Rectifier Speaker connection

The Boogie Board

Help Support The Boogie Board:

This site may earn a commission from merchant affiliate links, including eBay, Amazon, and others.

lhrocker

Well-known member
Joined
Nov 14, 2007
Messages
52
Reaction score
0
I was looking at the speaker connections section of the 3 ch Rectifier manual and it says a safe mismatch is to put a 16 ohm cab into the 8 ohm jack and a 8 ohm cab into the 4 ohm jack. Is it possible just to put the 16 in the 16 and the 8 into the 8?
 
lhrocker said:
I was looking at the speaker connections section of the 3 ch Rectifier manual and it says a safe mismatch is to put a 16 ohm cab into the 8 ohm jack and a 8 ohm cab into the 4 ohm jack. Is it possible just to put the 16 in the 16 and the 8 into the 8?

Nope.
 
You would think so, if you didn't know... it looks like both cabs are correctly matched.

But it's one of the few that isn't, because what roughly happens is that *both* cabs try to draw the full power (because each is correctly matched to its OT tap), with the result that the output tubes try to produce up to double the power (bad for them) and the 8-ohm section of the OT winding - which carries the current for *both*, because it's part of the 16-ohm winding, not separate - is overloaded.

There are two ways of running an 8 and a 16 ohm cab together - either as Mesa says, 16 from 8 and 8 from 4, or you can simply run them in parallel and treat them as a 4-ohm load (it's really 5.33 ohms, but close enough) and connect both to the 4-ohm jacks. I think this sounds a bit better, but 2/3 of the power goes to the 8-ohm cab... which may or may not be a good thing, depending on the cabs.
 
94Tremoverb said:
You would think so, if you didn't know... it looks like both cabs are correctly matched.

But it's one of the few that isn't, because what roughly happens is that *both* cabs try to draw the full power (because each is correctly matched to its OT tap), with the result that the output tubes try to produce up to double the power (bad for them) and the 8-ohm section of the OT winding - which carries the current for *both*, because it's part of the 16-ohm winding, not separate - is overloaded.

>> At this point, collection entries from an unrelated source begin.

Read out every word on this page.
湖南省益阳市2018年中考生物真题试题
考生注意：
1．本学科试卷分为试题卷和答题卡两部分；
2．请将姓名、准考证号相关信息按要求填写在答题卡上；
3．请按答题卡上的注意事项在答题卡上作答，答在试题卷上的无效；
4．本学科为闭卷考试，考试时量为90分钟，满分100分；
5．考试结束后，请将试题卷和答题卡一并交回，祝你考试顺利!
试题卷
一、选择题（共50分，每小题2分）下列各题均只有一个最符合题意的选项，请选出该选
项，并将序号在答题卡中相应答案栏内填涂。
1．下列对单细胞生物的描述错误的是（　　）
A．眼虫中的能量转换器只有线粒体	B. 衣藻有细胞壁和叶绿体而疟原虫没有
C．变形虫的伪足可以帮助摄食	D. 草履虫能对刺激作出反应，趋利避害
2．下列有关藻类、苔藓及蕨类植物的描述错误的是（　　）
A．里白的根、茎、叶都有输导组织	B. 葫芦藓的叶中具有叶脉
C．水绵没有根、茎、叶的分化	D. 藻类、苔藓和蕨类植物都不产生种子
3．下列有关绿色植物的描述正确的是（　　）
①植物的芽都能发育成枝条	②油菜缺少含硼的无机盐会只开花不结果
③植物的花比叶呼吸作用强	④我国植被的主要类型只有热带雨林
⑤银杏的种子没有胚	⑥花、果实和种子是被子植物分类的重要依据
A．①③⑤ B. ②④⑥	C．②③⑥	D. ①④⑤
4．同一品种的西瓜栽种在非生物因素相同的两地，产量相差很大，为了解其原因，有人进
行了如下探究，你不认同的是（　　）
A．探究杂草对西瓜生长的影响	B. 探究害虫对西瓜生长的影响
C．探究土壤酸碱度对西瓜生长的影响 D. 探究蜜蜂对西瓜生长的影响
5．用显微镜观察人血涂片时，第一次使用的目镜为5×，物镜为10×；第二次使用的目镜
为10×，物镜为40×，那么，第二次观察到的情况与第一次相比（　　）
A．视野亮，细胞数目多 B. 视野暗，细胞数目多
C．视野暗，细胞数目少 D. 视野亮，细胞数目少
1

There are two ways of running an 8 and a 16 ohm cab together - either as Mesa says, 16 from 8 and 8 from 4, or you can simply run them in parallel and treat them as a 4-ohm load (it's really 5.33 ohms, but close enough) and connect both to the 4-ohm jacks. I think this sounds a bit better, but 2/3 of the power goes to the 8-ohm cab... which may or may not be a good thing, depending on the cabs.

Running them both into the 4 may be the way to go. One cabinet has C90's/V30's while the other cab has a quad of GM-70
 
Which way round? If the C90/V30 cab is 8 ohms and the G12M-70 is 16 (which is what I'm guessing) it probably won't work well, because 2/3 of the power will go to the C90/V30 cab which is already 3dB more efficient... you would want it the other way round, to equalize the volume. You can try it anyway (no harm will occur) but expect to find it a bit unbalanced.

If it does, go back to the Mesa method which distributes the power equally.